There is a way to set a listener on the MediaController through which the session can send commands to the controller. But this is something which can only be set once and only on the MediaController.Builder.

One example of a challenge caused by this would be having a button on a Player screen, which opens a bottom sheet for selecting an "auto-pause" timeout (e.g. automatically pause after 30 minutes). Upon selecting this option, a custom command is sent to the session to activate the functionality, the bottom sheet is closed, but there is no way for the original button on the Player UI to update to reflect the new state without re-polling via a "getter" custom command, either on an interval or by registering a lifecycle callback to know when the bottom sheet is dismissed.

Proposed solution

A way to set one or more listeners on a MediaController after it has been built, through which custom commands/messages can be sent from the session so that the UI can respond to updates of custom session state.

AND/OR

A shifting of custom commands support into the general purpose Player interface.

Alternatives considered

Current workaround involves setting up a listener when building the media controller, which receives commands from the session and "pushes" those updates to something (class/flow/etc) that sits alongside the media controller instance. UI elements would need to work with the MediaController for most things but would also need to be provided with this additional accessor object to receive updates from the session regarding custom commands

marcbaechinger commented 1 month ago

Thanks for your request.

I think having multiple listeners isn't really an option because some of the callbacks like the mentioned onCustomCommand have a SessionResult that is sent back to the session and resolves the Future that the sender holds.
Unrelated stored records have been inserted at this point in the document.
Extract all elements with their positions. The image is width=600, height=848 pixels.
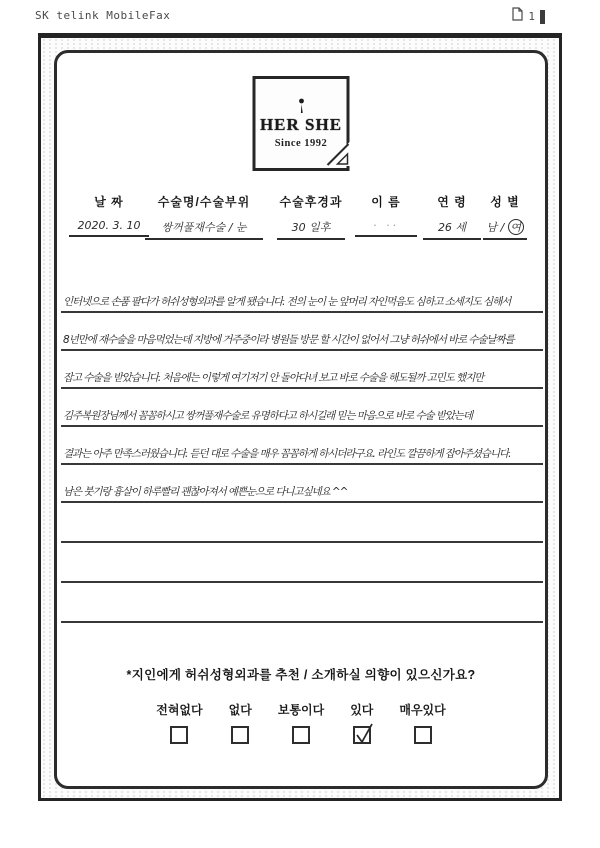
checkbox-unchecked xyxy=(292,726,310,744)
column-value: 30 일후 xyxy=(277,219,345,240)
checkbox-unchecked xyxy=(231,726,249,744)
survey-option-none-at-all xyxy=(156,701,202,744)
checkmark-icon xyxy=(353,718,379,751)
checkbox-checked xyxy=(353,726,371,744)
column-value-redacted: · ·· xyxy=(355,219,417,237)
fax-header xyxy=(0,0,600,30)
column-name xyxy=(355,193,417,237)
clinic-logo xyxy=(253,76,350,171)
form-border xyxy=(54,50,548,789)
option-label: 보통이다 xyxy=(277,703,325,717)
document-icon xyxy=(512,7,523,26)
handwritten-text: 인터넷으로 손품 팔다가 허쉬성형외과를 알게 됐습니다. 전의 눈이 눈 앞머리 자인먹음도 심하고 소세지도 심해서 xyxy=(63,296,511,308)
review-line xyxy=(61,351,543,389)
column-post-op xyxy=(277,193,345,240)
column-age xyxy=(423,193,481,240)
checkbox-unchecked xyxy=(414,726,432,744)
survey-option-neutral xyxy=(278,701,324,744)
fax-service-label: SK telink MobileFax xyxy=(35,9,171,22)
column-label: 연 령 xyxy=(437,195,467,209)
review-section xyxy=(61,275,543,623)
survey-option-no xyxy=(229,701,252,744)
review-line-empty xyxy=(61,543,543,583)
checkbox-unchecked xyxy=(170,726,188,744)
review-line xyxy=(61,465,543,503)
page-number: 1 xyxy=(528,10,535,23)
survey-option-yes xyxy=(350,701,373,744)
handwritten-text: 잡고 수술을 받았습니다. 처음에는 이렇게 여기저기 안 돌아다녀 보고 바로 수술을 해도될까 고민도 했지만 xyxy=(63,372,484,384)
patient-table xyxy=(57,193,545,253)
review-line-empty xyxy=(61,583,543,623)
column-value: 남 / 여 xyxy=(483,219,527,240)
survey-options xyxy=(57,701,545,744)
review-line xyxy=(61,275,543,313)
handwritten-text: 결과는 아주 만족스러웠습니다. 듣던 대로 수술을 매우 꼼꼼하게 하시더라구요. 라인도 깔끔하게 잡아주셨습니다. xyxy=(63,448,511,460)
column-gender xyxy=(483,193,527,240)
option-label: 전혀없다 xyxy=(156,703,203,717)
handwritten-text: 8년만에 재수술을 마음먹었는데 지방에 거주중이라 병원들 방문 할 시간이 없어서 그냥 허쉬에서 바로 수술날짜를 xyxy=(63,334,514,346)
scan-frame xyxy=(38,33,562,801)
column-surgery xyxy=(145,193,263,240)
column-label: 날 짜 xyxy=(94,195,124,209)
gender-circled-female: 여 xyxy=(508,219,524,235)
column-date xyxy=(69,193,149,237)
review-line xyxy=(61,427,543,465)
survey-option-very-much xyxy=(399,701,445,744)
handwritten-text: 남은 붓기랑 흉살이 하루빨리 괜찮아져서 예쁜눈으로 다니고싶네요 ^^ xyxy=(63,486,348,498)
option-label: 매우있다 xyxy=(399,703,446,717)
fax-page-indicator xyxy=(512,7,545,26)
column-value: 2020. 3. 10 xyxy=(69,219,149,237)
logo-brand: HER SHE xyxy=(259,115,343,134)
handwritten-text: 김주복원장님께서 꼼꼼하시고 쌍꺼풀재수술로 유명하다고 하시길래 믿는 마음으로 바로 수술 받았는데 xyxy=(63,410,472,422)
column-label: 수술명/수술부위 xyxy=(157,195,251,209)
column-label: 수술후경과 xyxy=(279,195,343,209)
column-label: 이 름 xyxy=(371,195,401,209)
column-label: 성 별 xyxy=(490,195,520,209)
column-value: 26 세 xyxy=(423,219,481,240)
review-line xyxy=(61,313,543,351)
option-label: 있다 xyxy=(350,703,374,717)
option-label: 없다 xyxy=(228,703,252,717)
review-line xyxy=(61,389,543,427)
column-value: 쌍꺼풀재수술 / 눈 xyxy=(145,219,263,240)
cursor-block-icon xyxy=(540,10,545,24)
logo-pin-icon xyxy=(296,98,306,114)
folded-corner-icon xyxy=(326,142,350,171)
review-line-empty xyxy=(61,503,543,543)
logo-since: Since 1992 xyxy=(274,138,328,149)
survey-question: *지인에게 허쉬성형외과를 추천 / 소개하실 의향이 있으신가요? xyxy=(126,668,476,682)
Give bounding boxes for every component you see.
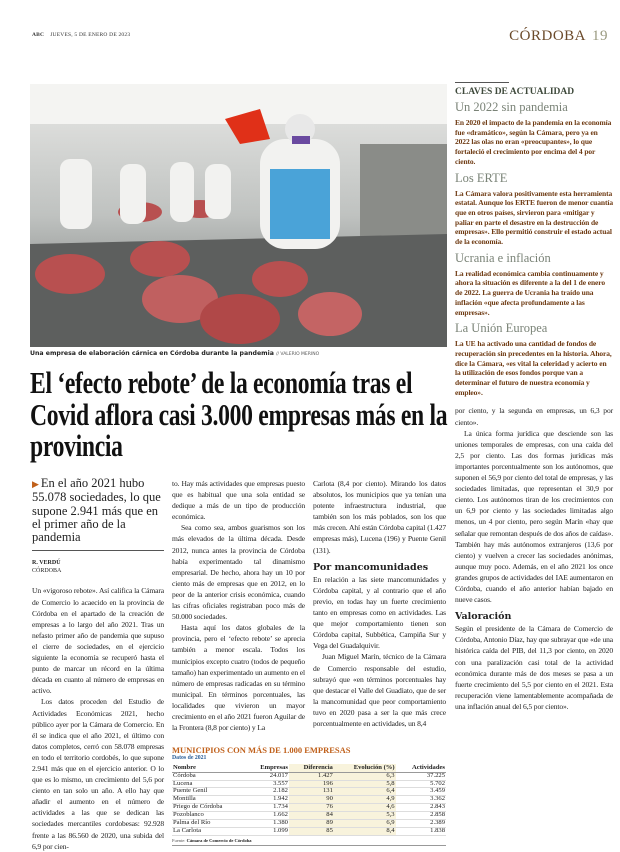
table-cell: 2.389: [396, 820, 446, 828]
table-cell: La Carlota: [172, 828, 246, 836]
table-row: [172, 828, 446, 836]
page-header-left: [32, 32, 130, 38]
table-cell: 89: [289, 820, 334, 828]
table-cell: 5,3: [334, 812, 396, 820]
table-row: [172, 772, 446, 780]
table-cell: 196: [289, 780, 334, 788]
column-header: Empresas: [246, 764, 289, 772]
table-cell: Palma del Río: [172, 820, 246, 828]
table-cell: 90: [289, 796, 334, 804]
sidebar-claves: [455, 82, 613, 397]
column-header: Actividades: [396, 764, 446, 772]
table-source: [172, 836, 446, 846]
right-column: [455, 82, 613, 712]
table-cell: 1.662: [246, 812, 289, 820]
article-photo: [30, 84, 447, 347]
sidebar-text: En 2020 el impacto de la pandemia en la economía fue «dramático», según la Cámara, pero ya en 2022 las olas no eran «preocupantes», lo que fortaleció el crecimiento por encima del 4 por ciento.: [455, 118, 612, 166]
sidebar-heading: Los ERTE: [455, 170, 508, 185]
column-header: Evolución (%): [334, 764, 396, 772]
table-cell: 2.182: [246, 788, 289, 796]
divider: [455, 82, 509, 83]
table-cell: 1.380: [246, 820, 289, 828]
table-cell: 3.459: [396, 788, 446, 796]
table-cell: 2.843: [396, 804, 446, 812]
table-cell: 1.942: [246, 796, 289, 804]
table-cell: Lucena: [172, 780, 246, 788]
table-cell: 24.017: [246, 772, 289, 780]
caption-text: Una empresa de elaboración cárnica en Córdoba durante la pandemia: [30, 350, 274, 357]
middle-columns: [172, 478, 446, 846]
table-cell: 3.362: [396, 796, 446, 804]
table-body: [172, 772, 446, 835]
source-name: Cámara de Comercio de Córdoba: [186, 837, 252, 843]
table-cell: 1.734: [246, 804, 289, 812]
table-cell: 5.702: [396, 780, 446, 788]
table-cell: Montilla: [172, 796, 246, 804]
table-row: [172, 804, 446, 812]
photo-caption: [30, 350, 319, 357]
table-cell: Priego de Córdoba: [172, 804, 246, 812]
sidebar-heading: Un 2022 sin pandemia: [455, 100, 568, 114]
paragraph: En relación a las siete mancomunidades y Córdoba capital, y al contrario que el año previo, en todas hay un fuerte crecimiento tanto en empresas como en actividades. Las que mejor comportamiento tienen son Córdoba capital, Subbética, Campiña Sur y Vega del Guadalquivir.: [313, 574, 446, 651]
paragraph: La única forma jurídica que desciende son las uniones temporales de empresas, con una caída del 2,5 por ciento. Las dos formas jurídicas más importantes porcentualmente son los autónomos, que suponen el 56,9 por ciento del total de empresas, y las sociedades limitadas, que representan el 30,9 por ciento. Los autónomos tiran de los crecimientos con un 6,9 por ciento y las sociedades limitadas algo menos, un 4 por ciento, pero según Marín «hay que señalar que remontan después de dos años de caídas». También hay más autónomos extranjeros (13,6 por ciento) y vuelven a crecer las sociedades anónimas, aunque muy poco. Además, en el año 2021 los once grandes grupos de actividades del IAE aumentaron en Córdoba, cuando el año anterior habían bajado en nueve casos.: [455, 428, 613, 605]
source-label: Fuente:: [172, 837, 186, 843]
paragraph: Según el presidente de la Cámara de Comercio de Córdoba, Antonio Díaz, hay que subrayar que «de una histórica caída del PIB, del 11,3 por ciento, en 2020 con una paralización casi total de la actividad económica durante más de dos meses se pasa a un fuerte crecimiento del 5,5 por ciento en el 2021. Esta recuperación viene lamentablemente acompañada de una inflación anual del 6,5 por ciento».: [455, 624, 613, 711]
table-cell: 131: [289, 788, 334, 796]
sidebar-text: La realidad económica cambia continuamente y ahora la situación es diferente a la del 1 de enero de 2022. La guerra de Ucrania ha traído una inflación «que afecta profundamente a las empresas».: [455, 268, 606, 317]
byline: [32, 550, 164, 575]
paragraph: Los datos proceden del Estudio de Actividades Económicas 2021, hecho público ayer por la Cámara de Comercio. En él se indica que el año 2021, el último con datos completos, cerró con 58.078 empresas en todo el territorio cordobés, lo que supone 2.941 más que en el ejercicio anterior. O lo que es lo mismo, un crecimiento del 5,6 por ciento en tan solo un año. A ello hay que añadir el aumento en el número de actividades a las que se dedican las sociedades mercantiles cordobesas: 92.928 frente a las 86.560 de 2020, una subida del 6,9 por cien-: [32, 697, 164, 851]
column-header: Diferencia: [289, 764, 334, 772]
table-subtitle: Datos de 2021: [172, 755, 207, 762]
body-column-4: [455, 405, 613, 712]
column-header: Nombre: [172, 764, 246, 772]
table-cell: 8,4: [334, 828, 396, 836]
table-row: [172, 820, 446, 828]
table-cell: 1.838: [396, 828, 446, 836]
table-cell: 6,4: [334, 788, 396, 796]
paragraph: Juan Miguel Marín, técnico de la Cámara de Comercio responsable del estudio, subrayó que «en términos porcentuales hay que destacar el Valle del Guadiato, que de ser la mancomunidad que peor comportamiento tuvo en 2020 pasa a ser la que más crece porcentualmente en actividades, un 8,4: [313, 652, 446, 728]
table-title: MUNICIPIOS CON MÁS DE 1.000 EMPRESAS: [172, 745, 351, 756]
brand: ABC: [32, 32, 45, 38]
table-cell: 6,9: [334, 820, 396, 828]
table-cell: 3.557: [246, 780, 289, 788]
body-column-2: [172, 478, 305, 733]
sidebar-text: La Cámara valora positivamente esta herramienta estatal. Aunque los ERTE fueron de menor cuantía que en otros países, sirvieron para «mitigar y paliar en parte el desastre en la destrucción de empresas». Ello permitió construir el estado actual de la economía.: [455, 188, 614, 247]
section-heading: Por mancomunidades: [313, 561, 429, 573]
triangle-bullet-icon: ▶: [32, 479, 39, 489]
table-cell: 76: [289, 804, 334, 812]
page-number: 19: [592, 28, 608, 44]
sidebar-text: La UE ha activado una cantidad de fondos de recuperación sin precedentes en la historia. Ahora, dice la Cámara, «es vital la celeridad y acierto en la utilización de esos fondos porque van a determinar el futuro de nuestra economía y empleo».: [455, 339, 612, 397]
sidebar-title: CLAVES DE ACTUALIDAD: [455, 87, 575, 97]
table-cell: 4,9: [334, 796, 396, 804]
table-cell: 37.225: [396, 772, 446, 780]
table-cell: 84: [289, 812, 334, 820]
table-cell: 85: [289, 828, 334, 836]
paragraph: to. Hay más actividades que empresas puesto que es habitual que una sola entidad se dedique a más de un tipo de producción económica.: [172, 479, 305, 522]
subheadline: [32, 477, 164, 544]
paragraph: Carlota (8,4 por ciento). Mirando los datos absolutos, los municipios que ya tenían una potente infraestructura industrial, que también son los más poblados, son los que más crecen. Ahí están Córdoba capital (1.427 empresas más), Lucena (196) y Puente Genil (131).: [313, 479, 446, 555]
section-header: [509, 28, 608, 45]
deck-text: En el año 2021 hubo 55.078 sociedades, lo que supone 2.941 más que en el primer año de la pandemia: [32, 476, 161, 545]
sidebar-heading: La Unión Europea: [455, 321, 548, 336]
author: R. VERDÚ: [32, 560, 61, 567]
paragraph: Hasta aquí los datos globales de la provincia, pero el ‘efecto rebote’ se aprecia también a menor escala. Todos los municipios excepto cuatro (todos de pequeño tamaño) han experimentado un aumento en el número de empresas radicadas en su término municipal. En términos porcentuales, las localidades que vivieron un mayor crecimiento en el año 2021 fueron Aguilar de la Frontera (8,8 por ciento) y La: [172, 623, 305, 733]
table-cell: Pozoblanco: [172, 812, 246, 820]
headline: El ‘efecto rebote’ de la economía tras el Covid aflora casi 3.000 empresas más en la provincia: [30, 366, 448, 463]
dateline: CÓRDOBA: [32, 568, 62, 575]
table-cell: Córdoba: [172, 772, 246, 780]
table-row: [172, 788, 446, 796]
section-name: CÓRDOBA: [509, 28, 586, 44]
table-cell: 1.099: [246, 828, 289, 836]
body-column-3: [313, 478, 446, 733]
municipalities-table: [172, 745, 446, 846]
date: JUEVES, 5 DE ENERO DE 2023: [50, 32, 131, 38]
table-row: [172, 812, 446, 820]
table-cell: 1.427: [289, 772, 334, 780]
paragraph: por ciento, y la segunda en empresas, un 6,3 por ciento».: [455, 406, 613, 427]
table-cell: 4,6: [334, 804, 396, 812]
table-row: [172, 780, 446, 788]
paragraph: Un «vigoroso rebote». Así califica la Cámara de Comercio lo acaecido en la provincia de Córdoba en el apartado de la creación de empresas a lo largo del año 2021. Tras un nefasto primer año de pandemia que supuso el cierre de sociedades, en el ejercicio siguiente la economía se recuperó hasta el punto de marcar un récord en la última década en cuanto al número de empresas en activo.: [32, 586, 164, 696]
sidebar-heading: Ucrania e inflación: [455, 250, 551, 265]
body-column-1: [32, 585, 164, 851]
table-cell: 2.858: [396, 812, 446, 820]
table-cell: 6,3: [334, 772, 396, 780]
table-cell: Puente Genil: [172, 788, 246, 796]
left-column: [32, 477, 164, 852]
table-header-row: [172, 764, 446, 772]
photo-credit: // VALERIO MERINO: [275, 352, 320, 357]
middle-columns-row: [172, 478, 446, 733]
paragraph: Sea como sea, ambos guarismos son los más elevados de la última década. Desde 2012, nunca antes la provincia de Córdoba había experimentado tal dinamismo empresarial. De hecho, ahora hay un 10 por ciento más de empresas que en 2012, en lo peor de la anterior crisis económica, cuando las cifras oficiales registraban poco más de 50.000 sociedades.: [172, 523, 305, 622]
section-heading: Valoración: [455, 611, 512, 623]
table-cell: 5,8: [334, 780, 396, 788]
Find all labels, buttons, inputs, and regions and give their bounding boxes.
Multiple listeners would add ambiguity regarding which SessionResult to use to resolve the future the session is holding. Similarly, this is a problem regarding adding custom commands to the Player.Listener of which multiple instances can be added to a Player.

Allowing an app to set the listener after the controller being returned from after the buildAsync-Future succeeded looks feasible regarding the point above or threading concerns. The problem here is probably that MediaBrowser extends from MediaController and MediaBrowser.Listener extends from MediaController.Listener. The approach with the builder allows to inject the MediaBrowser.Listener through the constructor of each of the classes without creating strange API quirks bu adding MediaController.setListener(MediaController.Listener) that is inherited by MediaBrowser that would need a MediaBrowser.Listener. That could be dealt with but with a confusing API at best I think.

Like you say, as a solution with the current version an app can initially set the listener and decide whether to dispatch or not according to the availability of consumers (like when setListener(listener) would have been called with a non-null instance or not). If I understand correctly and given multiple listeners aren't an option, I think the ability to set the listener after creation doesn't remove the fact that a UI component would also need to be provided with this additional accessor object.

I leave this enhancement open but given the API difficulties, the availability of an app-side alternative and other priorities of the team, I can't really say whether and when we get around looking into this I'm afraid.